GULFPORT -- A federal grand jury has charged an Ocean Springs retirement investor in a six-count indictment, accusing him of borrowing from investors and converting more than $1 million for his own use.
Records in U.S. District Court say Eduardo "Eddie" Guillermo Diaz made fraudulent statements about potential investments to entice clients to give him large amounts of their own money that he later used illegally.
Diaz used some of his clients' money to "enrich" himself, court papers say, while other clients' money was used to cover the costs of other investor dividends or to refund or repay previous investors in an attempt to cover up a scheme to defraud the clients.
Diaz would "deceive or lull his clients into believing" their funds had been properly invested when they had actually been used by him or to pay up on other accounts to cover up what he was doing, records show.
The grand jury indicted Diaz on four counts of investor fraud and two counts of wire fraud.
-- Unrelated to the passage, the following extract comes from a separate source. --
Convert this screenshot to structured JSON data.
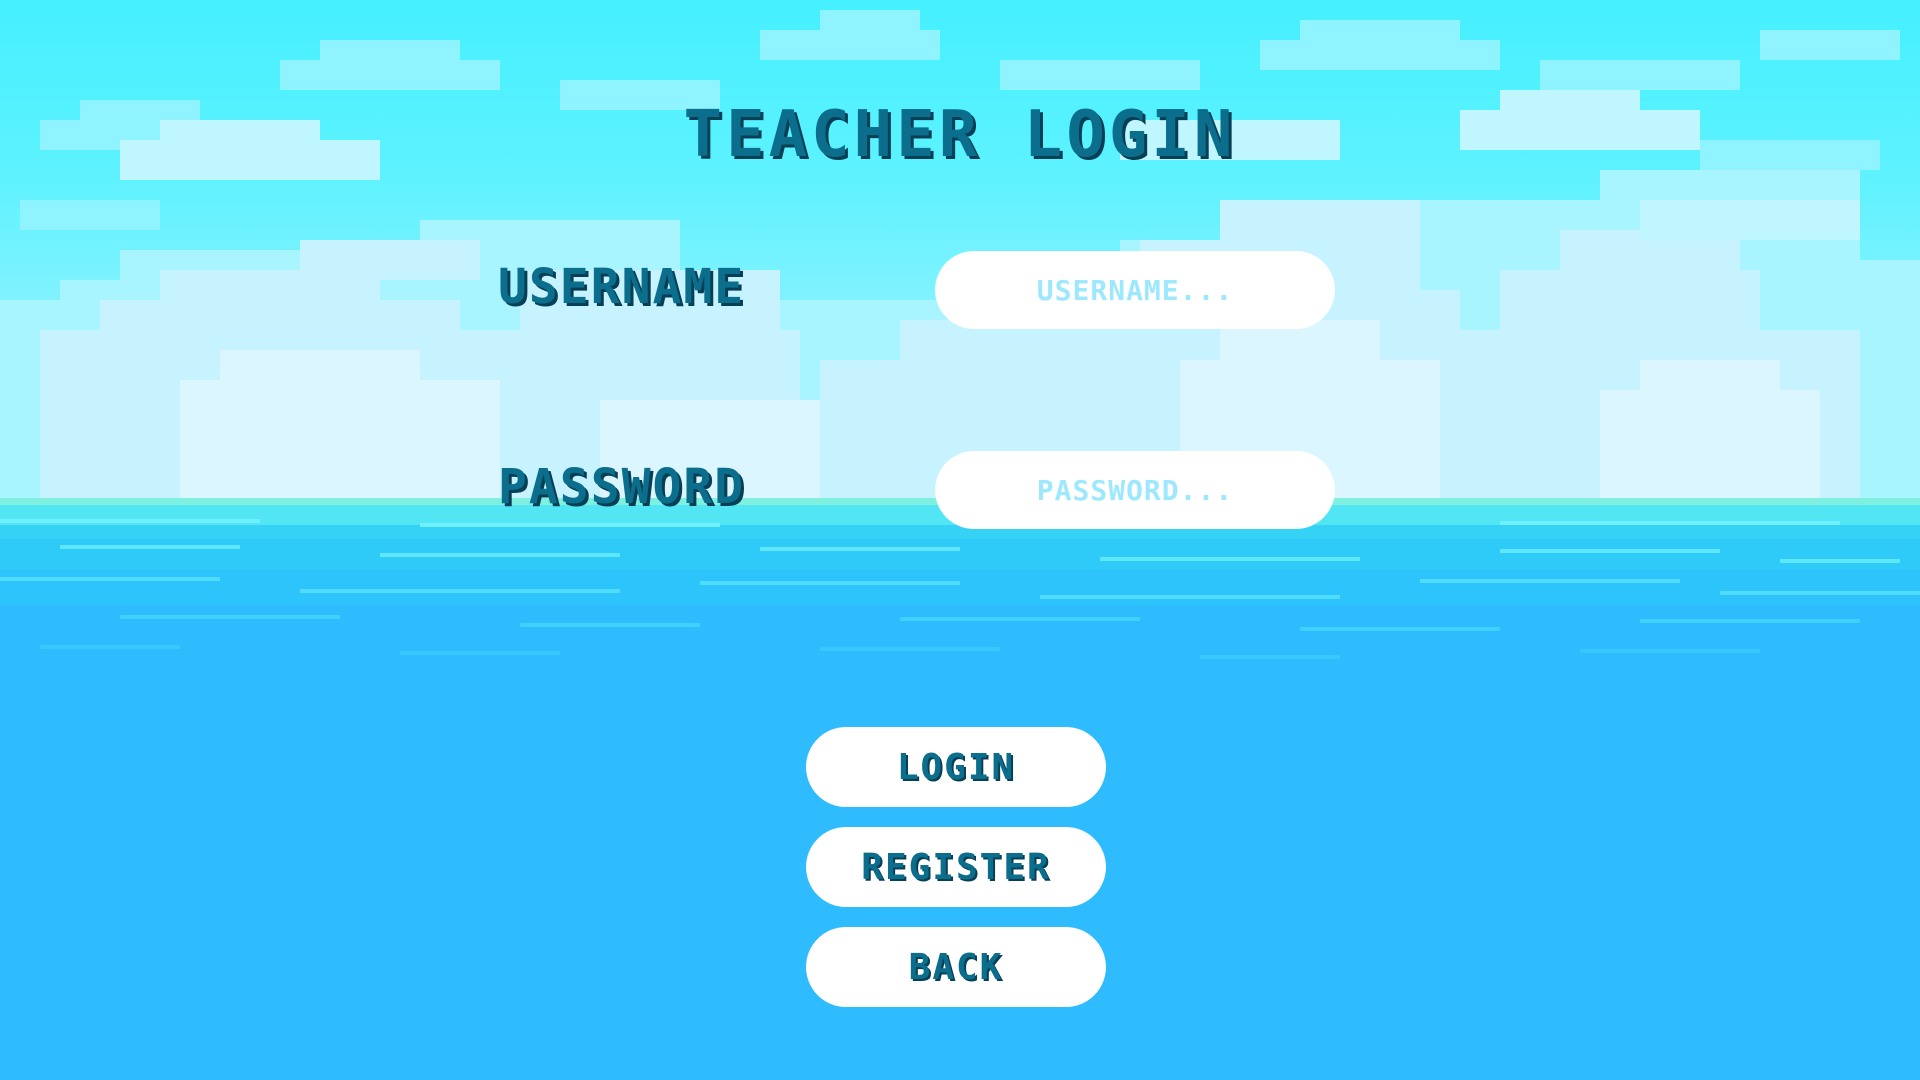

The wire fraud centers around check payments, all of which allegedly were written for thousands of dollars, from bank accounts in Kentucky, Florida, Arizona and Virginia for deposit into various accounts in Mississippi.
The indictment says Diaz consistently deceived clients who had relied on him to make sound and secure retirement investments for them.
The crimes allegedly occurred in Jackson and Harrison counties at different times between February 2012 and the date of Oct. 6 indictment. The indictment says others helped Diaz in his scheme.
Diaz pleaded not guilty Thursday. He is free on an unsecured $25,000 bond.
He is set for trial on a court calendar that starts Dec. 7.
Over the years, Diaz made a name for himself in local television ads that referred to him as the "most interested man on the Coast."
In one segment, Diaz says: "In life, it's more important to be interested than to be interesting. I'm interested in helping you retire, retire, retire."
Barred from securities industry
Diaz is no longer a registered broker, according to FINRA BrokerCheck Records.
The Financial Industry Regulatory Authority permanently barred Diaz from the securities industry in a settlement agreement in April 2014.
Diaz did not admit or deny allegations related to a complaint from an Ocean Springs woman that sparked the inquiry. The client accused Diaz of borrowing money from her and converting money to his own use.
According to the complaint, Diaz befriended the victim prior to her husband's death. At her husband's wake, Diaz approached the widow to tell her he'd start taking care of her finances for her. He set up a non-brokerage account for the woman and told her to deposit the insurance money from her husband's death into that account.
The FINRA report says Diaz convinced the woman to invest in a company he said he controlled that included five rental properties. Her investment was to be used to remodel and refinance the properties, FINRA said, but Diaz did not own any properties or have any rental properties.
The amount of investments and loans involving the woman totaled at least $365,000.
FINRA determined Diaz made false statements to the woman to solicit $87,000 in loans from her. Diaz, the report said, would withdraw money from the customer's account at the firm he worked for at the time and transfer the money to the woman's personal bank account. He asked her to wire the same funds as well as any loan from her to his personal bank account. The personal bank account Diaz set up contained almost entirely the victim's funds.
Diaz later repaid her loan using the money he generated from selling securities out of the woman's brokerage account without her knowledge, reportedly using her own money to pay her back.
Diaz was a registered investor from February 1987 until January 20, 2013, the FINRA report said. He was registered with American Express Financial Advisors in Minneapolis, Minn., Sunamerica Securities in Phoenix, Ariz., AIG Financial Advisors in Biloxi, Next Financial Group Inc. in Biloxi, and most recently, with Kovack Securities Inc. in Fort Lauderdale, Fla.
According to his company profile, he moved to Ocean Springs in 1987 and helped open the investment retirement firm of Thompson, Diaz, Baxter & Associates in 1993. He said he opened Diaz Retirement Consultants in Ocean Springs in October 2012.
His broker report shows he has had at least two customers complaints.